The risk is, therefore, to propose provisions which lead to further distortions of the Italian welfare state. Perhaps, the danger is to develop a leopard print version of American welfare capitalism in Italy. In that case, the challenge is to encourage more and more companies to promote corporate welfare plans that impact their entire community while supporting public welfare so that no one is left behind.
The welfare state convergence mentioned here is not unique to the United States and Italy, rather we use the two countries as an example of what seems to be a larger global trend, no matter the design of a country’s welfare state before the COVID-19 crisis.

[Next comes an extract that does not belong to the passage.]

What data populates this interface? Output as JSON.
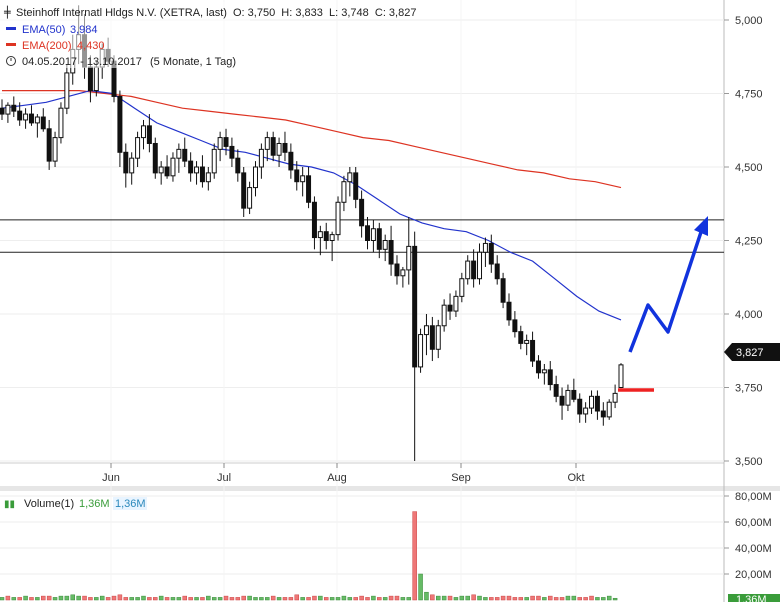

While the experiences of the two countries are unique, the risks are similar and both countries should develop balanced welfare states, leveraging existing public and private systems. The problems associated with a one-institution heavy welfare state are apparent in both the US and Italy cases, where both systems are failing to make sure necessary benefits are accessible for everyone.
With respect to opportunities, instead, both the contexts can develop corporate strategies in line with employee experience initiatives, sustainable development objectives, and corporate social responsibility plans. These aspects are anything but distant, they are synergic. In fact, employees are part of the enterprises as much as they are part of a family, community, and society. Their well-being goes beyond the enterprise boundaries, reaching out to their homes or their city.
Indeed, corporate welfare can be combined with a rethinking of economic models, heading to stakeholder capitalism, in which corporations are oriented to serve the interests of all their stakeholders (instead of only shareholders), or to a civil economy which believes in one alternative market and still finds there, in the market, solutions to economic, social, and environmental problems.